You may remember that the "Access Hollywood" recording of President Donald Trump was released on a Friday afternoon in October 2016. Many of us here in Washington were heading home after a long week. Phones started to buzz at every happy hour around town. Reporters dashed back to their bureaus. Within hours, Republicans around the country pulled their endorsements.
Paul Ryan canceled a planned joint appearance with Trump the next day, noting the "elephant in the room." Pundits fell over themselves predicting the catastrophic polling fallout with voters that was surely imminent. (As just one example, in the days that followed, this analyst was quoted on the record as saying, "Look at Paul Ryan today: He is acknowledging what we all know, the race for the White House is over.")

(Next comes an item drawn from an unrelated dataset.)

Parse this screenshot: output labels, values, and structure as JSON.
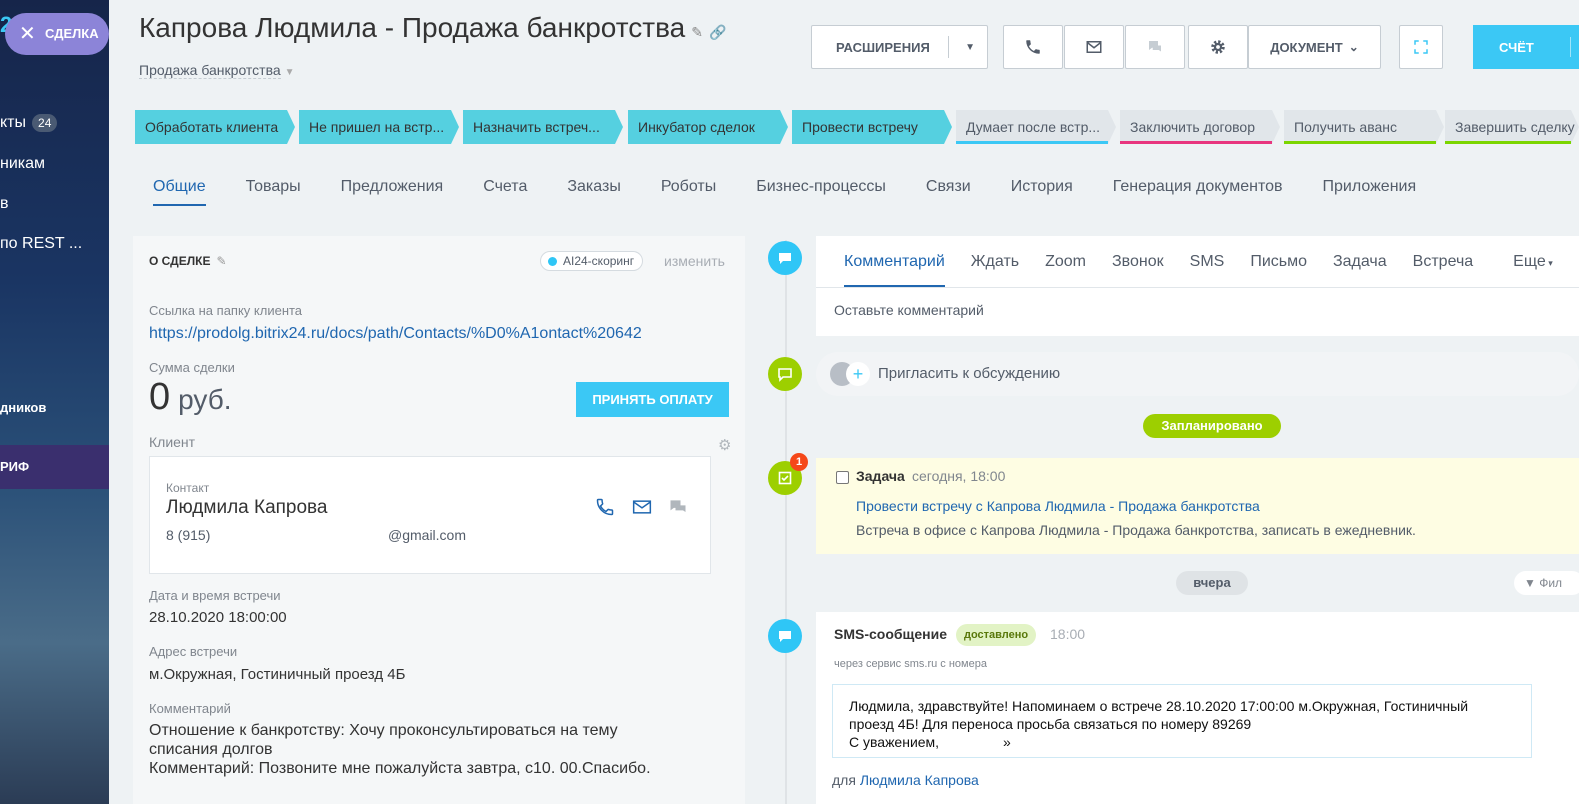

But Republican voters disagreed. The polling meltdown never came. Paul Ryan was heckled by voters chanting Trump's name and screaming, "You turned your back on us."
And you know what happened next: The RNC predicted defeat, but Trump won the presidency anyway. Perhaps most tellingly, according to a CBS/YouGov poll, 91% of Trump's Ohio voters and 90% of his Pennsylvania voters said the tape didn't change at all how they viewed Trump.
The GOP establishment was chastened, happy to be back in power, and still unsure where their voters stood on the guy they had just put behind the Resolute Desk.
Fast forward a year and the same thing happened around the Mueller investigation: GOP senators were initially eager to jump on board with the appointment of a special counsel to look into the allegations of Russian interference and obstruction by the President, Republican voters turned against it and Trump's Twitter account has more followers than ever. Those that couldn't or wouldn't get on board with the new Republican reality showed themselves out ahead of the 2018 midterms.
Lesson learned, right? Maybe the President is right that he could "stand in the middle of Fifth Avenue and shoot somebody" and not lose any support with Republican voters, as he claimed on the campaign trail in January 2016.
How, then, do we explain why the exact opposite is happening in the polls this week?
While the Republicans left in Congress are trying to stay out of it, Republican voters aren't as quick to dismiss the whistleblower's allegations as they were to move on from the Mueller Report or the "Access Hollywood" tape. Nearly 1 in 4 such voters approve of House Democrats' impeachment inquiry, per a CBS News poll. And almost half of GOP voters either want to "wait and see the facts" or already think Trump has done something wrong.
Most surprisingly, support impeachment has risen 8% among Republicans since May, according to a new poll from CNN. That may sound like small potatoes, but remember that support for removing Nixon among Republican voters -- during a far less polarized time and without cable news relentlessly circulating each side's talking points -- topped out at 31%.
Interestingly, according to an NPR/PBS NewsHour/Marist poll, 80% of Republican voters are paying very close or fairly close attention to the news about the House impeachment inquiry -- higher than Democrats (70%) or Independents (64%).
Can House Speaker Nancy Pelosi win over House and Senate Republicans on impeachment by convincing them that Trump is vulnerable this time? Probably not -- but she doesn't need to. She just needs to crack the Republican voter firewall enough to convince Republicans in the Senate that this isn't "Access Hollywood" all over again.
And in the meantime, the President needs to assure his voters, weary of defending him, that the Democratic Lilliputians -- for all their endless efforts -- will never succeed in restraining him.
Either way, we are at a tipping point. One can almost hear a Republican senator wandering in the hallways, muttering: "There go the people. I must follow them, for I am their leader."